Há, ainda, um ponto que a jurisprudência tem tratado com cautela: a exigência de que a posse seja exclusiva e sem oposição. Se o imóvel é objeto de disputa — por exemplo, em ação de partilha decorrente do regime de bens, na qual o ex-parceiro reivindica sua parte —, não há a posse mansa e pacífica que a usucapião pressupõe. A existência de litígio sobre o bem afasta o requisito. Da mesma forma, tribunais têm afastado a modalidade quando o afastamento do imóvel não foi voluntário, mas decorrente de partilha já formalizada ou de circunstância imposta.
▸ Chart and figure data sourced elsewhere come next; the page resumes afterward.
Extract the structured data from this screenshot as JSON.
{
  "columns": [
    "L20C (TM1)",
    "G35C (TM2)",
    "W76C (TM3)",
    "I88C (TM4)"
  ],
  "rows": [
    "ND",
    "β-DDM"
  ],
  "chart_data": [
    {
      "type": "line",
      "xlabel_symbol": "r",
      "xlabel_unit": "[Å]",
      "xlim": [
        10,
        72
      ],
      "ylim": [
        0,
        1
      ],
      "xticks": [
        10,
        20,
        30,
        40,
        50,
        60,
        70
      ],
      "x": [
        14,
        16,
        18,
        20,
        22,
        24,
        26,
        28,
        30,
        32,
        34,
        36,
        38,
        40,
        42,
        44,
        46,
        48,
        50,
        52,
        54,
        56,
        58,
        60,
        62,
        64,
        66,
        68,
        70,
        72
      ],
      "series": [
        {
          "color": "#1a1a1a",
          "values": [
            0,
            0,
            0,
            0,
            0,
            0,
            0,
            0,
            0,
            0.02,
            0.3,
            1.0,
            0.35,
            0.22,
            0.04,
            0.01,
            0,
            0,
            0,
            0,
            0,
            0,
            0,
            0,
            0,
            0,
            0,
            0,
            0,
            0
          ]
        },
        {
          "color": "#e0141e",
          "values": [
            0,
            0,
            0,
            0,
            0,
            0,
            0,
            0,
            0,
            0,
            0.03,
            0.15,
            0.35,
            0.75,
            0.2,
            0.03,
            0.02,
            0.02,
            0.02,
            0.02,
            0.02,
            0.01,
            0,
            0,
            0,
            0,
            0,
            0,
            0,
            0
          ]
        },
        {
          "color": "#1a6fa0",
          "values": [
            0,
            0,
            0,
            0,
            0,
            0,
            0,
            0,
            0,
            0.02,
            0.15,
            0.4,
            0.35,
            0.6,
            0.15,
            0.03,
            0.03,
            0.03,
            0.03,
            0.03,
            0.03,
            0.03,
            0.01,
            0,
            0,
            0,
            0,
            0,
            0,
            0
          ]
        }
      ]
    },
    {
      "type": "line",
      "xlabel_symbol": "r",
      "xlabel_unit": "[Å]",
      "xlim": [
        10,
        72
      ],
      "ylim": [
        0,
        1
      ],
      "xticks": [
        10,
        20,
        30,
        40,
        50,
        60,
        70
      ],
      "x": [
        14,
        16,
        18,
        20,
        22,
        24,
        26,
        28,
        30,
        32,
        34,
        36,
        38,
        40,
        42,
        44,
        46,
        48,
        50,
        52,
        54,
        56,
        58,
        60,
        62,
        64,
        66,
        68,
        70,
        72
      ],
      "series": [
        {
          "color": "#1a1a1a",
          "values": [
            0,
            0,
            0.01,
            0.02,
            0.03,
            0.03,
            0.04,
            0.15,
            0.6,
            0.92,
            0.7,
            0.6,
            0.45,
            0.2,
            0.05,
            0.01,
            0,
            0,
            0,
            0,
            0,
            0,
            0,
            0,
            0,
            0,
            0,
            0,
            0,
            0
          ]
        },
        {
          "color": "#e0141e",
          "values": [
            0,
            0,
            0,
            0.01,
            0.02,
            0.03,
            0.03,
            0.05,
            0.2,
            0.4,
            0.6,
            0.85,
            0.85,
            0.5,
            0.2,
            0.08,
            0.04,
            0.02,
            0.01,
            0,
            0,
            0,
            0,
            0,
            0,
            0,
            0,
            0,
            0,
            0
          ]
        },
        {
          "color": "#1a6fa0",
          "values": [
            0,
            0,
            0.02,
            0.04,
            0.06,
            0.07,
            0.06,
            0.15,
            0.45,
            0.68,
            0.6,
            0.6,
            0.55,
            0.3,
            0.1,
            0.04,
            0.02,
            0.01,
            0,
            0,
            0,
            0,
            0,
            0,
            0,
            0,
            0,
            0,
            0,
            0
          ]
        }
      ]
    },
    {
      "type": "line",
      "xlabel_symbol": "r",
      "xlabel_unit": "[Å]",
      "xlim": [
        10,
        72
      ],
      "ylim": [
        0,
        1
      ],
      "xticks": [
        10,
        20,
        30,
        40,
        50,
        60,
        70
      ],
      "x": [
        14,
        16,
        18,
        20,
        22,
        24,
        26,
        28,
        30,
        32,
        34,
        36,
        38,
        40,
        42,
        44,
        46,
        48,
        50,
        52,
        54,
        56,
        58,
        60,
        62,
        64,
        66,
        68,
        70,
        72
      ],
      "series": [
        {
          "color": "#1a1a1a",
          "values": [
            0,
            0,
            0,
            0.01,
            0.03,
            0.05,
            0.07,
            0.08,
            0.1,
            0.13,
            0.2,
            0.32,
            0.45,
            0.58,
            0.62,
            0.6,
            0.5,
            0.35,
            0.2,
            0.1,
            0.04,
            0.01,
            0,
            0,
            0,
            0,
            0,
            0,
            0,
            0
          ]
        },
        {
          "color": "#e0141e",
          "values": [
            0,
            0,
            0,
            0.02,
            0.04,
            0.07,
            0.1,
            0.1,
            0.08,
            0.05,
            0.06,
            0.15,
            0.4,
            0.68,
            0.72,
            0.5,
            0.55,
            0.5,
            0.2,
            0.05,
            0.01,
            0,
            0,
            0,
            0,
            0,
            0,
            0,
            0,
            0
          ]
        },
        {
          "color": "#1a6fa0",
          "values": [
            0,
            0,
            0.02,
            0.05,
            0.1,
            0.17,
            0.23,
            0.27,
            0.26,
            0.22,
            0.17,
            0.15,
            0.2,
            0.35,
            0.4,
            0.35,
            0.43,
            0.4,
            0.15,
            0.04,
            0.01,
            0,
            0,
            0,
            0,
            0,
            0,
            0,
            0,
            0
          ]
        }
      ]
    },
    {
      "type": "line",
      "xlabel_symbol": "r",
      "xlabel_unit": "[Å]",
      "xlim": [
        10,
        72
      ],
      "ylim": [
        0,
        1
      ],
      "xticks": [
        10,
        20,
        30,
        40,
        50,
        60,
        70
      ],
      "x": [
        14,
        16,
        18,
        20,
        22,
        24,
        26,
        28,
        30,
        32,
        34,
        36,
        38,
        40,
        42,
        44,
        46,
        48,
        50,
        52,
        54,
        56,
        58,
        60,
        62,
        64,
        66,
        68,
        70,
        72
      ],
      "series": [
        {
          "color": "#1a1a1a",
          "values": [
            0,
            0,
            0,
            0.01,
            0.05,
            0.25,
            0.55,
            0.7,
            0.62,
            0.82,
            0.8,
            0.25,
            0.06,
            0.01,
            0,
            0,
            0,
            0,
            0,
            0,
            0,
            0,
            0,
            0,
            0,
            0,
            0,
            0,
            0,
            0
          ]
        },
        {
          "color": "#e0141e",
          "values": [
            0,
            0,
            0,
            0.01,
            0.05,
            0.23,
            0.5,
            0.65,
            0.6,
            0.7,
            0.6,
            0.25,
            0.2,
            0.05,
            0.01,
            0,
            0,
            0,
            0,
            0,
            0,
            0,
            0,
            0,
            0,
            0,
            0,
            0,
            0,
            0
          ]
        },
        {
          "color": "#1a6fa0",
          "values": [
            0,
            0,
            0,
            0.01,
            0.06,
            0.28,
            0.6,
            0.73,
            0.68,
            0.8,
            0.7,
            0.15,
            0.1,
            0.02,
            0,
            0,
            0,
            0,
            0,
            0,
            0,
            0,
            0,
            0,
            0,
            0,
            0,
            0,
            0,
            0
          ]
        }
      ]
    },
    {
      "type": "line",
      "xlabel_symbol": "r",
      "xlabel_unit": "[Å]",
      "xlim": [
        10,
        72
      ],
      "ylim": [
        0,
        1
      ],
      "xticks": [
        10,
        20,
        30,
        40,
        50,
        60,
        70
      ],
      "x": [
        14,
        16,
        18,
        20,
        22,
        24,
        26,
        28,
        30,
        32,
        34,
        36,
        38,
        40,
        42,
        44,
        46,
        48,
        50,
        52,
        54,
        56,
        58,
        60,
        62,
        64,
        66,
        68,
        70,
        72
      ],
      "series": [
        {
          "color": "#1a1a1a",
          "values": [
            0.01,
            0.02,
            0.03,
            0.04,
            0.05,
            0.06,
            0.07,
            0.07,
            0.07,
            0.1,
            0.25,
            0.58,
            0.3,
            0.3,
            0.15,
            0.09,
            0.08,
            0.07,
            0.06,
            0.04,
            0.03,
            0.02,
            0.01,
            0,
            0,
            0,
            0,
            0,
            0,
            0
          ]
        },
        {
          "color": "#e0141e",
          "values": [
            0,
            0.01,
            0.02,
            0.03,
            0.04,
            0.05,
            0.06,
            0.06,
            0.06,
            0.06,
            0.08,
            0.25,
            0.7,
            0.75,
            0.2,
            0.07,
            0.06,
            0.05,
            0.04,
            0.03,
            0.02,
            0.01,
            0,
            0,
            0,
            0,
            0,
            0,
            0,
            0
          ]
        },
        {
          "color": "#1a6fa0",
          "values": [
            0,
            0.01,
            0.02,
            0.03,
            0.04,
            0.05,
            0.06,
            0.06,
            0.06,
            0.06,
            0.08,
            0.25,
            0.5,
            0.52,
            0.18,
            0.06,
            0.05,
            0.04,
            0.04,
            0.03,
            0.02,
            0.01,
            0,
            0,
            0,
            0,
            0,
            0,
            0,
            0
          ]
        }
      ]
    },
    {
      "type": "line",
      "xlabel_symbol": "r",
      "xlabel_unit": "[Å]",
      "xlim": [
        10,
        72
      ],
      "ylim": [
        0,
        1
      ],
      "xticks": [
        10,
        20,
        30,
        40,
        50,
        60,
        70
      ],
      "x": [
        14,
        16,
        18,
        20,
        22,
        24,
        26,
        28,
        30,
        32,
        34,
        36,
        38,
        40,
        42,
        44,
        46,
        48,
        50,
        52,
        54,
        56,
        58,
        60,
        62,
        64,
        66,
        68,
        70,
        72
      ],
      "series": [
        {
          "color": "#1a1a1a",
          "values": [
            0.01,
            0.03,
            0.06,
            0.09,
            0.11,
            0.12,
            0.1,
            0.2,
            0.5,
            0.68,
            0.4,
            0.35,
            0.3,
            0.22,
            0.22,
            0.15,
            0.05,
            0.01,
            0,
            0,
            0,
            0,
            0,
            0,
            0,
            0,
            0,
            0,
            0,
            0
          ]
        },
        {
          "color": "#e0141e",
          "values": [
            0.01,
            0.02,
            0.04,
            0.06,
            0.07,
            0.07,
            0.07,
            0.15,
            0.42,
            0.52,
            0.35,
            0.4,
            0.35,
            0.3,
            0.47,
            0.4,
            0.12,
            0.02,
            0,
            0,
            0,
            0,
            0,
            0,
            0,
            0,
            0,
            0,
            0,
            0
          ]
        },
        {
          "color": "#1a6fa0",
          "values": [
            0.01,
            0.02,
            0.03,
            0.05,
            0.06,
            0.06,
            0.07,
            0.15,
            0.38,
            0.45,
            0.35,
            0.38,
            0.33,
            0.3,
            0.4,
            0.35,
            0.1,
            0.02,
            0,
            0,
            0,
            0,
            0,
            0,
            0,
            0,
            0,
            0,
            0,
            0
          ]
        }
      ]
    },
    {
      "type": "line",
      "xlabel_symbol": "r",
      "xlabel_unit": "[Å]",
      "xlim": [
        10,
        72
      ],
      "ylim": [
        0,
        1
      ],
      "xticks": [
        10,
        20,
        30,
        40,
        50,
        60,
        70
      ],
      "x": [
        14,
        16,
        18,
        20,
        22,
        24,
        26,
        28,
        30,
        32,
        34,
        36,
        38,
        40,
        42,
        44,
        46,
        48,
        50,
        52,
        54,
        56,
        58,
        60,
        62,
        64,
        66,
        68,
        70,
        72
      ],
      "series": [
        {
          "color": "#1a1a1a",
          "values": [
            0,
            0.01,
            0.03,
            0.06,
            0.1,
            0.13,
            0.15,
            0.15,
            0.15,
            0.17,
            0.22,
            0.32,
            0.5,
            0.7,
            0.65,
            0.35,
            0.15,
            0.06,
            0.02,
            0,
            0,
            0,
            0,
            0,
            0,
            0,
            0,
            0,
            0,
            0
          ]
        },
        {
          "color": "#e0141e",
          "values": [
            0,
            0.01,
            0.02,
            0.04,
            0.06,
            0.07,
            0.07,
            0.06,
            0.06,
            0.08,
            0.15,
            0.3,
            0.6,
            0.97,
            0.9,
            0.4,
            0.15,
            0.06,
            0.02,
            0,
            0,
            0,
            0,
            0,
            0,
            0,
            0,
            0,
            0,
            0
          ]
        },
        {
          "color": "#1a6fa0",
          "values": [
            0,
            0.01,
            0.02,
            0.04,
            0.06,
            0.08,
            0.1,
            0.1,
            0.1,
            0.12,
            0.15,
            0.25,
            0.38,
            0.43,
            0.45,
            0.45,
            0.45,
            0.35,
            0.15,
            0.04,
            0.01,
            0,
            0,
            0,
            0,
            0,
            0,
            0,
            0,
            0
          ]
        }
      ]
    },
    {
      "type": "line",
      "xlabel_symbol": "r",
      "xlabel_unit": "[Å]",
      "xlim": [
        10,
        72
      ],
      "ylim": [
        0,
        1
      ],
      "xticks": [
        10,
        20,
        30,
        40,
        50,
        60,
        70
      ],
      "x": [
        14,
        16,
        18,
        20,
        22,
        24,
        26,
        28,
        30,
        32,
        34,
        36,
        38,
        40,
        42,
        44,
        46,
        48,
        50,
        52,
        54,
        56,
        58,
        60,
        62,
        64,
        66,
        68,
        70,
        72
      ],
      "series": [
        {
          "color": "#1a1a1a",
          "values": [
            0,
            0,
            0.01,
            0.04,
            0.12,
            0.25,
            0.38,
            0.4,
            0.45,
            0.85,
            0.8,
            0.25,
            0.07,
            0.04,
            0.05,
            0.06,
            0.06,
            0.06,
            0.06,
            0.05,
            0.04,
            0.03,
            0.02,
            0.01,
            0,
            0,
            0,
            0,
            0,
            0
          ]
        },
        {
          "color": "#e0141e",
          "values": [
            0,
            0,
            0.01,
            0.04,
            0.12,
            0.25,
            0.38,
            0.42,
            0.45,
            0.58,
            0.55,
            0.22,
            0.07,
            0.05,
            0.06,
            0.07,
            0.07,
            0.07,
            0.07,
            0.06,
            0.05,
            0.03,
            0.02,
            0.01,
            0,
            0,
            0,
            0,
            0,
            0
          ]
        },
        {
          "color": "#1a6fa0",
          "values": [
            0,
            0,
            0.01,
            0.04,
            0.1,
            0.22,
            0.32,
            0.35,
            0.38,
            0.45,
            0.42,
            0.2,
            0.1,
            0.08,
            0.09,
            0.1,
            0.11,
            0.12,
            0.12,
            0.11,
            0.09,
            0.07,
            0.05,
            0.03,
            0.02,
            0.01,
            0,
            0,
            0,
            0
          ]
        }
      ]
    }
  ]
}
Distinções que evitam confusão

A usucapião familiar não se confunde com a partilha decorrente do divórcio. Na partilha, dividem-se os bens conforme o regime de bens; na usucapião familiar, ao contrário, consolida-se a propriedade inteira em favor de quem permaneceu, em razão do abandono qualificado pelo tempo. Justamente por isso, se a partilha já foi feita e o imóvel dividido, o espaço para a usucapião familiar tende a desaparecer.

Também não se confunde com as demais modalidades de usucapião. Seu prazo é o mais curto — dois anos —, mas suas condições são as mais específicas, restritas ao contexto do fim de uma relação familiar e à copropriedade do imóvel de moradia.

Implicações práticas

A usucapião familiar é instrumento poderoso, mas de aplicação estreita: exige a presença simultânea de todos os requisitos e uma compreensão correta do abandono do lar como abandono da posse e desamparo da família, sem juízo de culpa. Sua discussão costuma surgir em contextos emocionalmente delicados, o que reforça a importância de uma avaliação técnica e serena da situação concreta — do preenchimento dos requisitos, da prova do abandono e da inexistência de litígio sobre o bem — antes de qualquer medida.

Referências

LEGISLAÇÃO: Código Civil Brasileiro. Lei nº 10.406, de 10 de janeiro de 2002, art. 1.240-A. Brasília: Senado Federal.

LEGISLAÇÃO: Lei nº 12.424, de 16 de junho de 2011. Brasília: Senado Federal.

DOUTRINA/ENUNCIADOS: Conselho da Justiça Federal. Enunciado 595 (VII Jornada de Direito Civil); Enunciado 498 (V Jornada de Direito Civil); Enunciado 500 (V Jornada de Direito Civil).